Test What the result tells you Next move
Official status page reports an incident The service is affected beyond your device Pause local resets and monitor recovery
Private window works Normal browser data or an extension is involved Clear site data and enable extensions one by one
Another network works DNS, VPN, proxy, firewall, or filtering is involved Review the original network configuration
Failure follows the account everywhere Account, plan, quota, or service-side state is likely Collect evidence and contact official support

Verify the fix without hiding the original error

After changing the integration, rerun the smallest request that previously failed in LangChain Tool Not Found Error. Keep the input, account, region, model, and environment constant so the result measures your change rather than a new variable. A successful test should return the expected structure and also leave a trace in your application logs with the correct request or correlation ID.

Then test one controlled failure: omit a required field, use an invalid identifier, or make the stub dependency return a safe error. Your application should reject or explain that failure cleanly instead of crashing, retrying forever, or exposing an upstream response. Finally, restore normal traffic gradually while watching latency, error rate, token or request usage, and queue depth.

  • One known-good request succeeds with the expected output.
  • One known-bad request fails with a clear, sanitized message.
  • Logs contain enough context to trace the request but no credentials.
  • Retries stop after the configured attempt limit.
  • A second environment or teammate can reproduce the result.

Keep a short note of the working configuration and the date of the test. Products, models, browser versions, limits, and safety policies change over time, so a previously successful workaround may later become obsolete. Prefer current official documentation over old forum instructions, and reverse temporary diagnostic changes once testing is complete. This gives you a reliable baseline without leaving extensions disabled, security controls weakened, or experimental settings enabled indefinitely. Recheck the baseline after major updates before assuming an older failure has returned for the same reason. When possible, save a screenshot or sanitized log from the successful test so you can compare future behavior without relying on memory alone during later troubleshooting.

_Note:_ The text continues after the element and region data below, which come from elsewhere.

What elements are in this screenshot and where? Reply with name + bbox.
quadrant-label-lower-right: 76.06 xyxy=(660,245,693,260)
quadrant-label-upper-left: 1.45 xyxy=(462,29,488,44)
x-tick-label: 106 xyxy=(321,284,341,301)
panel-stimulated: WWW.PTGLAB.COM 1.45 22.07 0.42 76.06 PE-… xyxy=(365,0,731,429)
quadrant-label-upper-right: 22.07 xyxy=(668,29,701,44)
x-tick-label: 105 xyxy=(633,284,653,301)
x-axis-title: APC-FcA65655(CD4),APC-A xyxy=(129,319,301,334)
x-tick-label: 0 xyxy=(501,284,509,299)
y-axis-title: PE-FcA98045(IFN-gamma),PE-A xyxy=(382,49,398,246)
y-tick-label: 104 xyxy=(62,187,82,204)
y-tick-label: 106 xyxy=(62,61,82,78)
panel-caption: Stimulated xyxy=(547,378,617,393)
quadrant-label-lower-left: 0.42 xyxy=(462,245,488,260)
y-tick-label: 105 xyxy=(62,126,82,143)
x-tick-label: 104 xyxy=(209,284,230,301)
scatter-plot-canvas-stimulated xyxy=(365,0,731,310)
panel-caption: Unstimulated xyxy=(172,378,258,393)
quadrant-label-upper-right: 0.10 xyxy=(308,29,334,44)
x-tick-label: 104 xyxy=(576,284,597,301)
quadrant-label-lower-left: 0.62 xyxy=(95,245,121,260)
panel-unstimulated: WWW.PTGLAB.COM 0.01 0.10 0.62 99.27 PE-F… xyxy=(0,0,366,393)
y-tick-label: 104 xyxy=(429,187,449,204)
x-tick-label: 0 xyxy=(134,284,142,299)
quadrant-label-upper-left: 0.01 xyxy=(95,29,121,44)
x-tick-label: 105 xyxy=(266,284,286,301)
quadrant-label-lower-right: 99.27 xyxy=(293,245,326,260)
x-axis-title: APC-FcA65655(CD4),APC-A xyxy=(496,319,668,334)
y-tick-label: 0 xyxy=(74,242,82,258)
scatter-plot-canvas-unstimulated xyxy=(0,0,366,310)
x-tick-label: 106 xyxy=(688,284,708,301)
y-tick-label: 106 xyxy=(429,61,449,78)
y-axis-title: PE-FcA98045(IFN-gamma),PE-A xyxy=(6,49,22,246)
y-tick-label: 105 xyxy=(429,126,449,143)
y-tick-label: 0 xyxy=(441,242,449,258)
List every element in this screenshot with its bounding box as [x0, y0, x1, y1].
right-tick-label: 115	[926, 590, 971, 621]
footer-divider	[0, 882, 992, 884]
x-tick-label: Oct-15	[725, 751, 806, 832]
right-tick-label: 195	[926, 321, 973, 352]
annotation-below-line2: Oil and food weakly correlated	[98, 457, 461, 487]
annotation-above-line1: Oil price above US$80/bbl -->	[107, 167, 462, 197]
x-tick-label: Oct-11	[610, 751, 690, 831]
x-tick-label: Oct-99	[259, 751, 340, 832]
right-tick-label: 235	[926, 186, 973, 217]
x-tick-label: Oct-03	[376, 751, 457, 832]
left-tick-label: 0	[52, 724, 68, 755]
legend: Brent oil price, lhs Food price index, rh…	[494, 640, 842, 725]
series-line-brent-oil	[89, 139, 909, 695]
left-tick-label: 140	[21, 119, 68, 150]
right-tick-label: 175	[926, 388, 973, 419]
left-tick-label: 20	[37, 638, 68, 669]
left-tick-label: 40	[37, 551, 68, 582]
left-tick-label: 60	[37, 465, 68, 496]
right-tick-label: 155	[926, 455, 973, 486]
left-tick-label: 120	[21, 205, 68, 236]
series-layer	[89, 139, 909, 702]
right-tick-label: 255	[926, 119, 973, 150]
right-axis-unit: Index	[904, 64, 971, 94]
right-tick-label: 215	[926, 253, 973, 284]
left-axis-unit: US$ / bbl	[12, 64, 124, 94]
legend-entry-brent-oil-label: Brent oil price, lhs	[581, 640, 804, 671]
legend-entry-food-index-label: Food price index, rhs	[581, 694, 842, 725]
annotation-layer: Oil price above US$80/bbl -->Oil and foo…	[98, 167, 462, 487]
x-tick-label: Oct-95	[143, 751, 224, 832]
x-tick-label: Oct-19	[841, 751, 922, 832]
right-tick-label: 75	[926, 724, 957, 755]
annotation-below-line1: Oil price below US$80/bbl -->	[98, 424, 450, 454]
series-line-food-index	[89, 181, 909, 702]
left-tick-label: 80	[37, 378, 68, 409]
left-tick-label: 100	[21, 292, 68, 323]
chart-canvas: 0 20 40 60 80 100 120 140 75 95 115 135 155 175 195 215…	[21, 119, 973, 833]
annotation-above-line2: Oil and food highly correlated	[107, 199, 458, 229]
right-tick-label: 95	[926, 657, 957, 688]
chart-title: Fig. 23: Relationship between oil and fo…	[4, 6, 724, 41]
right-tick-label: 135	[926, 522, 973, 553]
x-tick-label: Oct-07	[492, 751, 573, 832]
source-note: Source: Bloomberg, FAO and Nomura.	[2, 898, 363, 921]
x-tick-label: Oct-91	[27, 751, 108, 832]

Verification rule: A fix is confirmed only when the original action succeeds again under controlled conditions.

When none of the fixes work

Repeat the smallest failing action once and record the exact local time and time zone. Note the product, model or feature, account plan, browser or app version, operating system, and whether the same action works in a private window, on another device, or on another network. This evidence is much more useful than saying the tool is “still broken.”

Use the provider’s official support channel. Include a screenshot with sensitive information removed and list the steps already tested. For developer tools, add sanitized request and response details, correlation IDs, and SDK versions. Never send passwords, one-time codes, API keys, session cookies, private repository contents, or complete payment information.

Frequently asked questions

Should I reinstall the app immediately?

No. Check service status, session, browser, and network first. Reinstall only when the failure is isolated to the installed app.

What should I send to support?

Include the exact error, timestamp and time zone, device, browser or app version, and the troubleshooting steps already tested. Remove secrets and personal data.

Bottom line: Work from the least disruptive test to the most specific one. Confirm service health, isolate session and network variables, then escalate with clean evidence instead of repeating the same failing action.

Written by

Carlos Valdés Rivas is the independent editor of AI Fix Hub. Articles are researched and drafted with AI assistance, then structured and reviewed before publishing — see our Editorial Policy and AI Use Disclosure. Found an issue? See our Corrections Policy.